DecodeGenetics / svimmer

Structural variant merging tool
43 stars 9 forks source link

Error when Merging VCFs #6

Open malmarri opened 3 years ago

malmarri commented 3 years ago

Hi,

I am trying to merge a list of VCFs of SVs using svimmer, but receive the following error:

Traceback (most recent call last): File "../../../svimmer/svimmer", line 140, in <module> header = read_header(vcf_f) # Read the header of the first VCF file File "../../../svimmer/svimmer", line 32, in read_header line = vcf_f.readline().decode("utf-8") AttributeError: 'str' object has no attribute 'decode'

Thanks

hannespetur commented 3 years ago

Hi, which version of python do you have? svimmer requires python 3.4 or more recent. You can print the python version with

$ python --version

Best, Hannes

malmarri commented 3 years ago

Hi,

I'm using python version 3.7.

I am trying to merge VCFs called from NUCMER alignments. Does svimmer only accept manta derived VCFs?

Thanks.

hannespetur commented 3 years ago

Hi, svimmer should also handle most other SV VCFs - but I don't know what NUCMER alignments are so I have probably never tested on those. I have added test data to the repo, could you try to pull the latest changes and try running svimmer on that data?

Best, Hannes

hannespetur commented 3 years ago

Ah, is it possible that you have uncompressed VCF? svimmer expects bgzipped+indexed VCFs like Manta outputs. If so, just compress with bgzip and index with tabix. I will need to issue a better error message for this...

Best, Hannes

jingydz commented 1 year ago

The svimmer software looks like it only fits the results of merging manta output. When I used CNVnator's output result file (converting cnv files to vcf files with cnvnator2VCF.pl) while using bgzip compression and tabix to build the index, I found that svimmer's output results were also poor.

Command

$ cat zjj.vcf.list 0006A.delALL.vcf.gz 0032A.delALL.vcf.gz 086596D.delALL.vcf.gz 086598D.delALL.vcf.gz 086599D.delALL.vcf.gz 086600D.delALL.vcf.gz 086601D.delALL.vcf.gz 086604D.delALL.vcf.gz 086606D.delALL.vcf.gz 086620D.delALL.vcf.gz 086627D.delALL.vcf.gz 086639D.delALL.vcf.gz 086643D.delALL.vcf.gz $ svimmer --threads 2 zjj.vcf.list chr1 chr2 chr3 chr4 chr5 chr6 chr7 chr8 chr9 chr10 chr11 chr12 chr13 chr14 chr15 chr16 chr17 chr18 chr19 chr20 chr21 chr22 chrX chrY chrM >test.vcf

Output

$ less test.vcf 。
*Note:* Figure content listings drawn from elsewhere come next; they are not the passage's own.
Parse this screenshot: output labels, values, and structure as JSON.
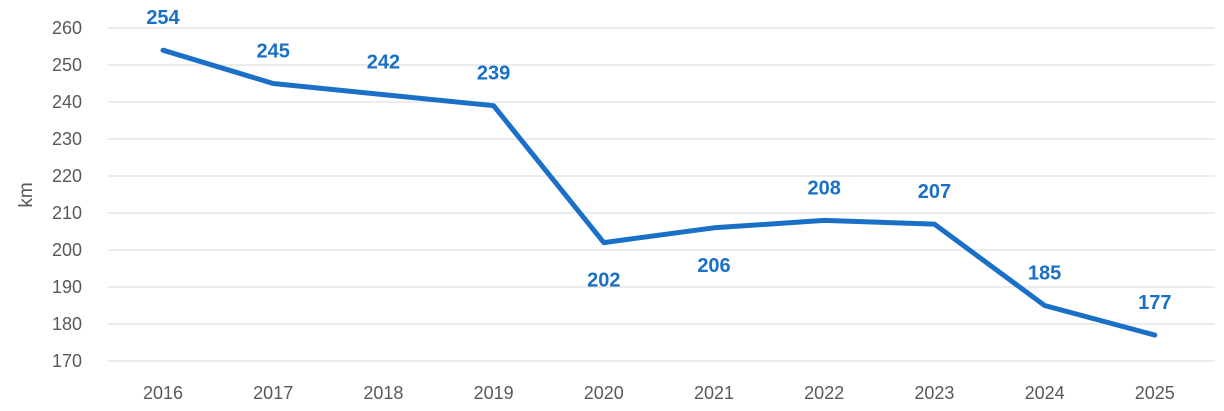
{
  "chart_data": {
    "type": "line",
    "title": "",
    "xlabel": "",
    "ylabel": "km",
    "categories": [
      "2016",
      "2017",
      "2018",
      "2019",
      "2020",
      "2021",
      "2022",
      "2023",
      "2024",
      "2025"
    ],
    "series": [
      {
        "values": [
          254,
          245,
          242,
          239,
          202,
          206,
          208,
          207,
          185,
          177
        ],
        "color": "#1a70c6",
        "data_labels": [
          "254",
          "245",
          "242",
          "239",
          "202",
          "206",
          "208",
          "207",
          "185",
          "177"
        ],
        "label_positions": [
          "above",
          "above",
          "above",
          "above",
          "below",
          "below",
          "above",
          "above",
          "above",
          "above"
        ]
      }
    ],
    "ylim": [
      170,
      260
    ],
    "yticks": [
      170,
      180,
      190,
      200,
      210,
      220,
      230,
      240,
      250,
      260
    ],
    "grid": true,
    "legend": "none"
  }
}
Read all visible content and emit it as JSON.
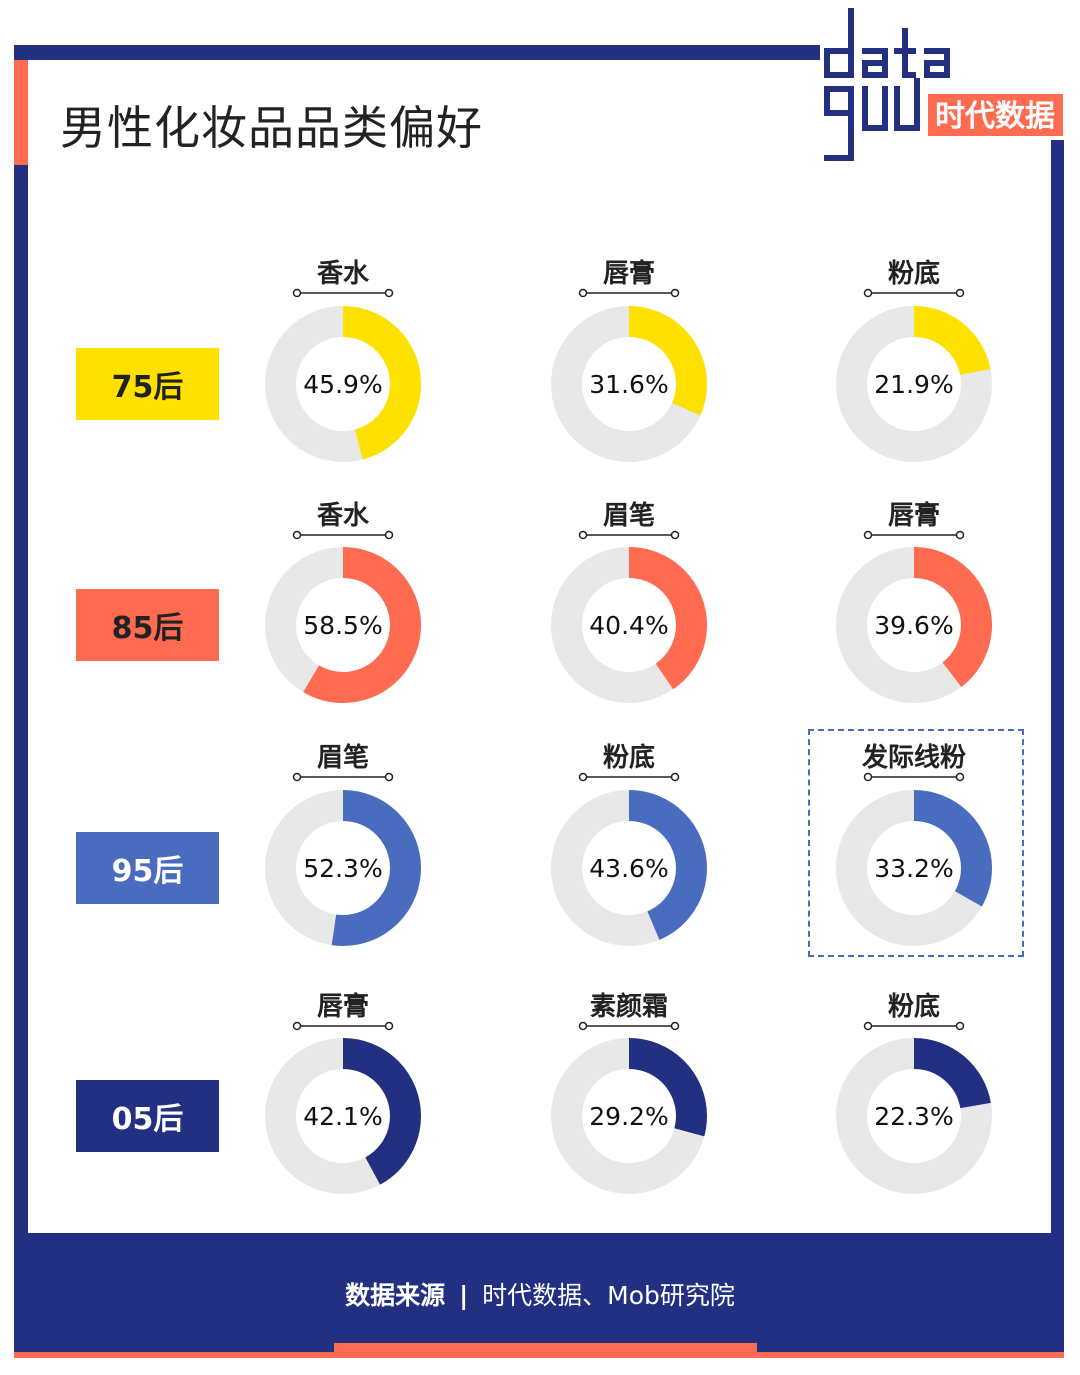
{
  "title": "男性化妆品品类偏好",
  "logo": {
    "text": "data good",
    "cn": "时代数据"
  },
  "colors": {
    "frame_blue": "#233082",
    "frame_orange": "#FF6B50",
    "ring_bg": "#E8E8E8"
  },
  "chart_data": {
    "type": "pie",
    "variant": "donut-grid",
    "title": "男性化妆品品类偏好",
    "rows": [
      {
        "group": "75后",
        "color": "#FFE100",
        "text_color": "#222222",
        "items": [
          {
            "category": "香水",
            "value": 45.9,
            "label": "45.9%"
          },
          {
            "category": "唇膏",
            "value": 31.6,
            "label": "31.6%"
          },
          {
            "category": "粉底",
            "value": 21.9,
            "label": "21.9%"
          }
        ]
      },
      {
        "group": "85后",
        "color": "#FF6B50",
        "text_color": "#222222",
        "items": [
          {
            "category": "香水",
            "value": 58.5,
            "label": "58.5%"
          },
          {
            "category": "眉笔",
            "value": 40.4,
            "label": "40.4%"
          },
          {
            "category": "唇膏",
            "value": 39.6,
            "label": "39.6%"
          }
        ]
      },
      {
        "group": "95后",
        "color": "#4A6CBF",
        "text_color": "#FFFFFF",
        "items": [
          {
            "category": "眉笔",
            "value": 52.3,
            "label": "52.3%"
          },
          {
            "category": "粉底",
            "value": 43.6,
            "label": "43.6%"
          },
          {
            "category": "发际线粉",
            "value": 33.2,
            "label": "33.2%",
            "highlighted": true
          }
        ]
      },
      {
        "group": "05后",
        "color": "#233082",
        "text_color": "#FFFFFF",
        "items": [
          {
            "category": "唇膏",
            "value": 42.1,
            "label": "42.1%"
          },
          {
            "category": "素颜霜",
            "value": 29.2,
            "label": "29.2%"
          },
          {
            "category": "粉底",
            "value": 22.3,
            "label": "22.3%"
          }
        ]
      }
    ]
  },
  "footer": {
    "source_label": "数据来源",
    "separator": "|",
    "source": "时代数据、Mob研究院"
  }
}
。。

INFO=

INFO=

CHROM POS ID REF ALT QUAL FILTER INFO

chr1 1 . N 0 . END=10000;SVTYPE=DEL;SVLEN=-10000;IMPRECISE;natorRD=0;natorP1=1.59373e-11;natorP2=6.0566e-44;natorP3=1.99216e-11;natorP4=2.07678e-33;natorQ0=-1;NUM_MERGED_SVS=11;STDDEV_POS=0.00,0.00

Looks like it's missing the sample information.

hannespetur commented 1 year ago

It´s normal that the sample information is missing. svimmer only merges SV sites, genotypes are ignored.

Best, Hannes